Shop window on "Mr. Selfridge"
At the beginning of the first episode of "Mr. Selfridge," Harry Gordon Selfridge, in the midst of opening his own London department store, went to buy a pair of gloves at another store. He asked to see a lot of gloves all at once, which was not the way things used to be done in stores. You were supposed to know what you wanted, and have one thing handed to you at a time.The gloves clerk attempted to co-ooperate with him, but ended up losing her job over the incident. (When Selfridge found out, he hired the clerk at his own store.)
Selfridge's in the early twentieth century, as shown in the series, was something new. It was a community place, a happy place, a place where people could come to see exhibits and celebrity appearances (and buy celebrity souvenirs). When Selfridge's friend Woolworth (yes, that Woolworth) planned to open a discount store in London, Selfridge responded by offering lower-priced items in every department, so that everyone could feel part of the Selfridge's world. When the war began and Selfridge (an American) wondered what he could do to help the war effort, someone told him that he did a great deal for morale by having such a wonderful place. People cheered up just by walking in the Selfridge's door, he was assured.

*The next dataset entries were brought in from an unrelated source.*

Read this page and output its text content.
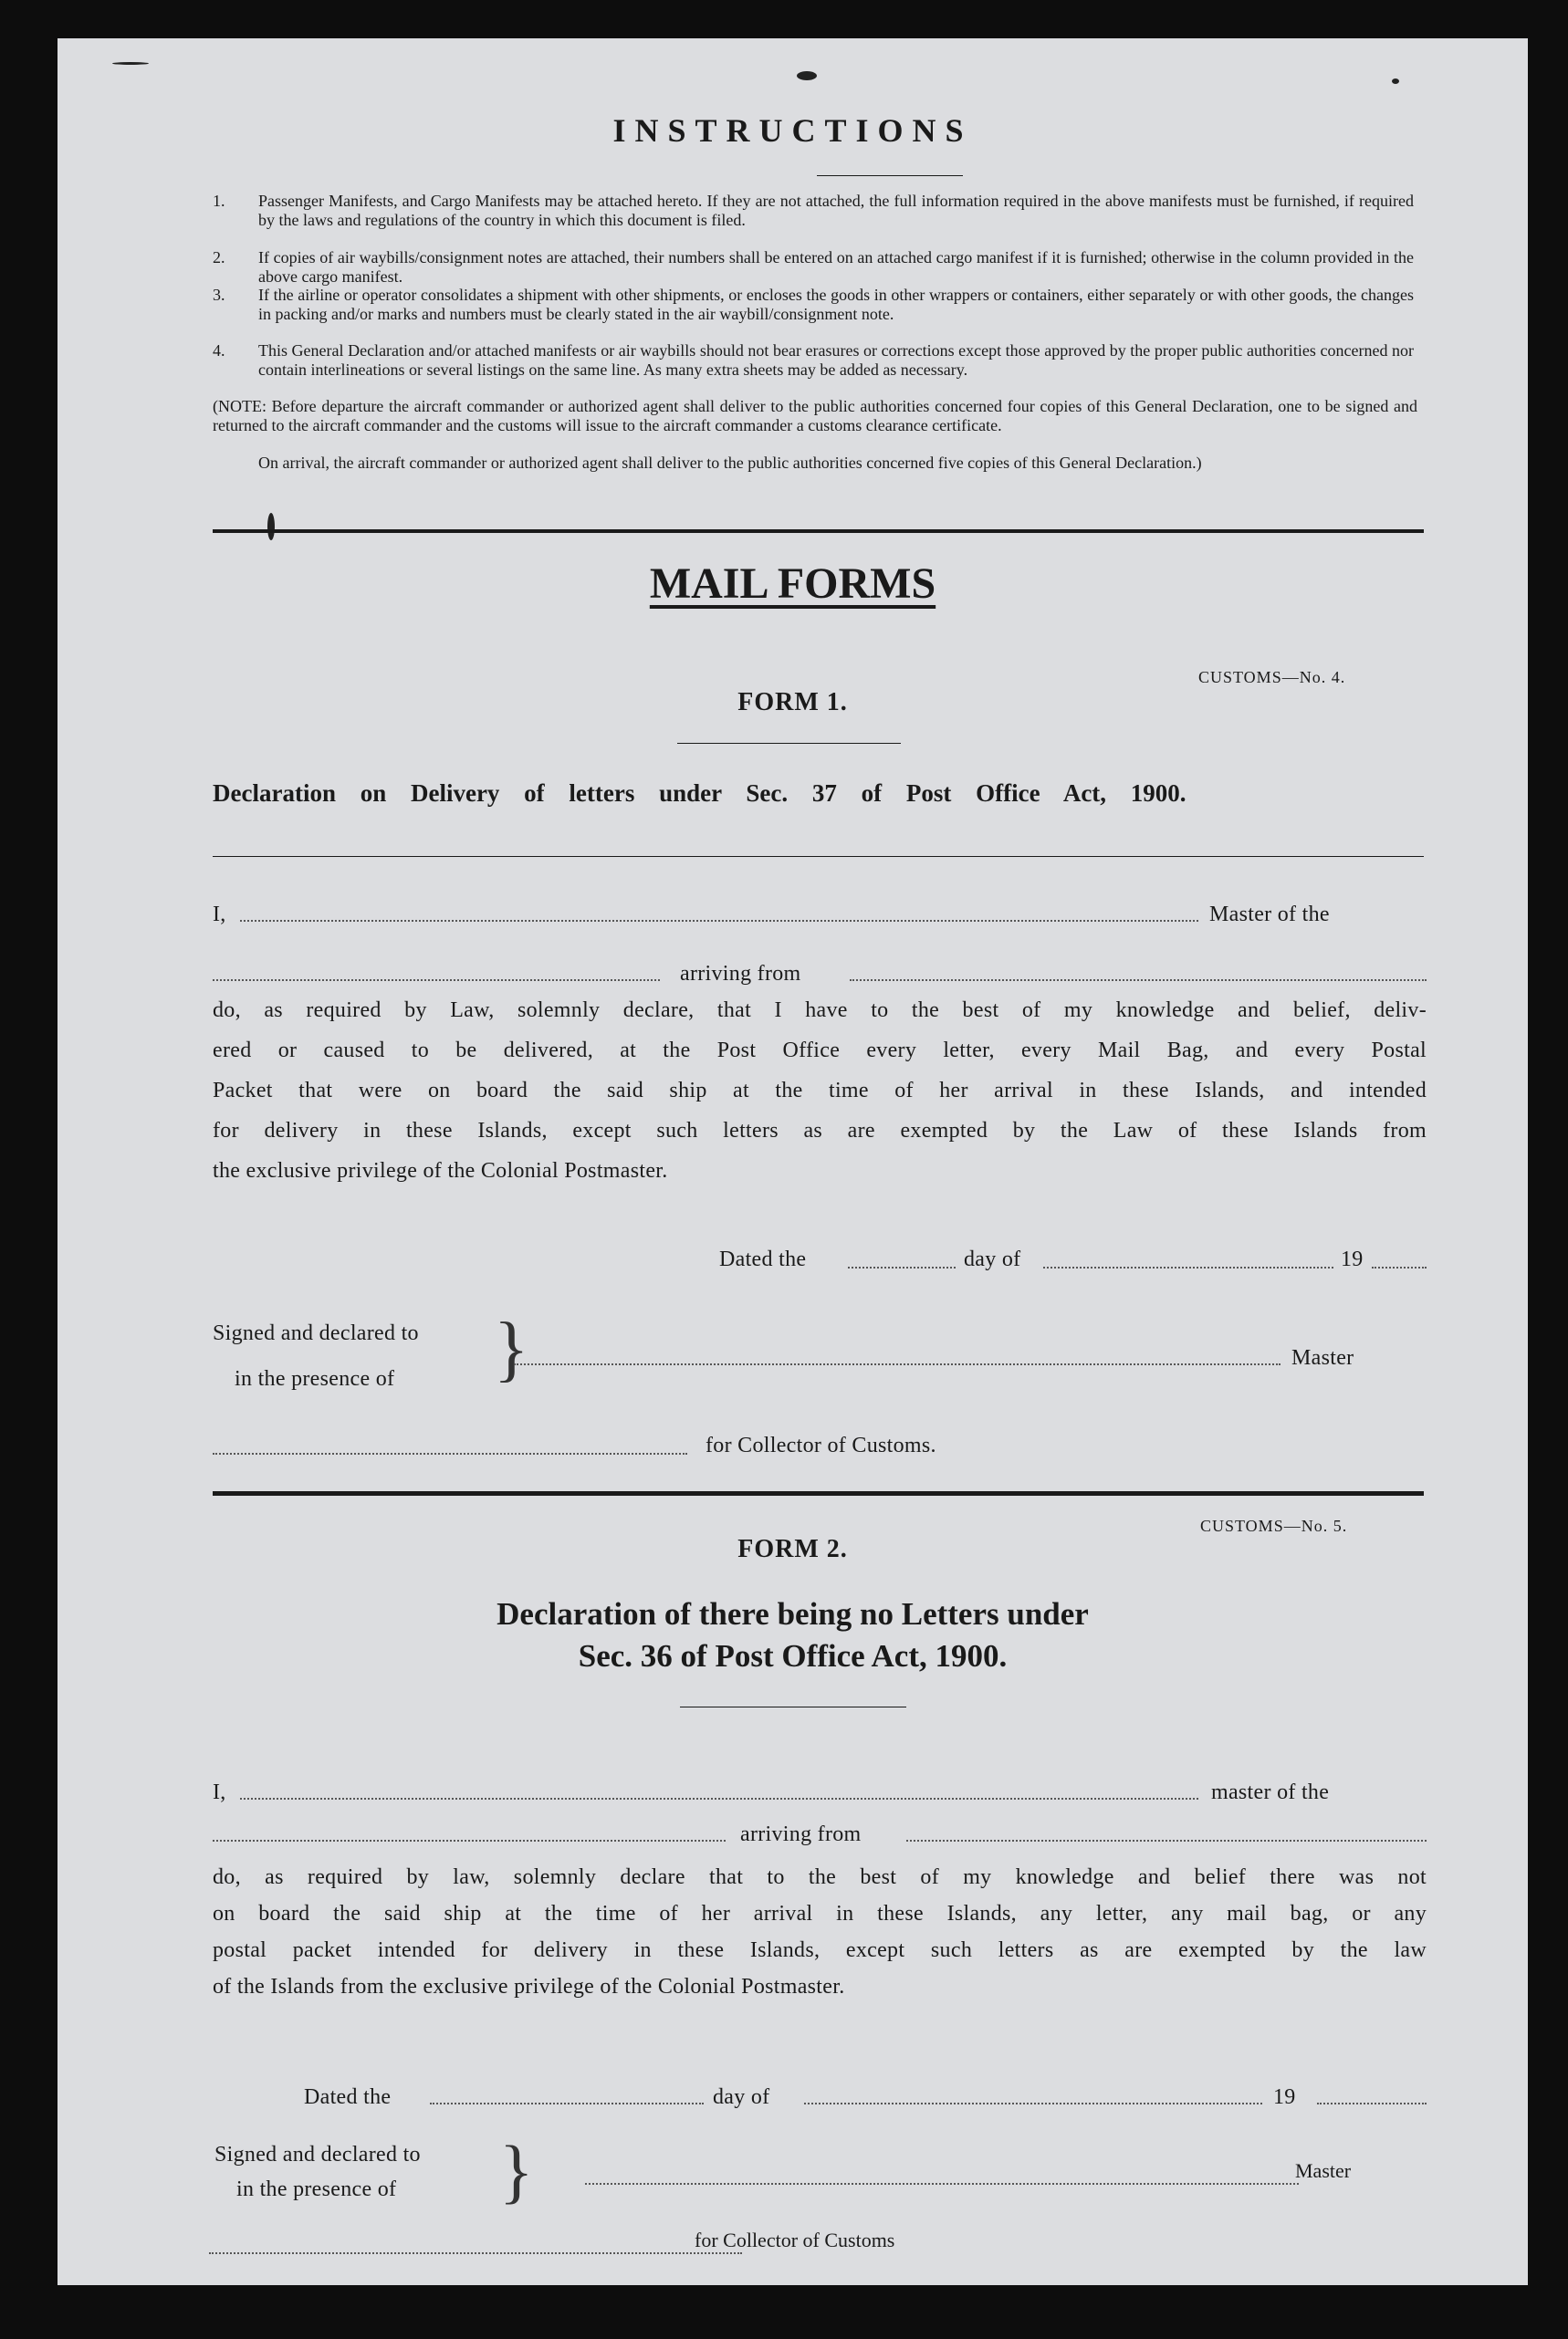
INSTRUCTIONS
1. Passenger Manifests, and Cargo Manifests may be attached hereto. If they are not attached, the full information required in the above manifests must be furnished, if required by the laws and regulations of the country in which this document is filed.
2. If copies of air waybills/consignment notes are attached, their numbers shall be entered on an attached cargo manifest if it is furnished; otherwise in the column provided in the above cargo manifest.
3. If the airline or operator consolidates a shipment with other shipments, or encloses the goods in other wrappers or containers, either separately or with other goods, the changes in packing and/or marks and numbers must be clearly stated in the air waybill/consignment note.
4. This General Declaration and/or attached manifests or air waybills should not bear erasures or corrections except those approved by the proper public authorities concerned nor contain interlineations or several listings on the same line. As many extra sheets may be added as necessary.
(NOTE: Before departure the aircraft commander or authorized agent shall deliver to the public authorities concerned four copies of this General Declaration, one to be signed and returned to the aircraft commander and the customs will issue to the aircraft commander a customs clearance certificate.
On arrival, the aircraft commander or authorized agent shall deliver to the public authorities concerned five copies of this General Declaration.)
MAIL FORMS
CUSTOMS—No. 4.
FORM 1.
Declaration on Delivery of letters under Sec. 37 of Post Office Act, 1900.
I,	Master of the
arriving from
do, as required by Law, solemnly declare, that I have to the best of my knowledge and belief, deliv-
ered or caused to be delivered, at the Post Office every letter, every Mail Bag, and every Postal
Packet that were on board the said ship at the time of her arrival in these Islands, and intended
for delivery in these Islands, except such letters as are exempted by the Law of these Islands from
the exclusive privilege of the Colonial Postmaster.
Dated the	day of	19
Signed and declared to
in the presence of	}	Master
for Collector of Customs.
CUSTOMS—No. 5.
FORM 2.
Declaration of there being no Letters under
Sec. 36 of Post Office Act, 1900.
I,	master of the
arriving from
do, as required by law, solemnly declare that to the best of my knowledge and belief there was not
on board the said ship at the time of her arrival in these Islands, any letter, any mail bag, or any
postal packet intended for delivery in these Islands, except such letters as are exempted by the law
of the Islands from the exclusive privilege of the Colonial Postmaster.
Dated the	day of	19
Signed and declared to
in the presence of	}	Master
for Collector of Customs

But the then-new concept of making shopping fun, and the mall or store a friendly, welcoming, even seductive place: that's what has trickled down.
It's not about guilt and over-asceticism, though those can creep in. It's simply realizing that every life, every choice we make, touches so many other lives. We each have the potential to make a positive difference in our small places, even in the bigger world. We can spend our lives shopping and dressing ourselves. Or we can get on with it.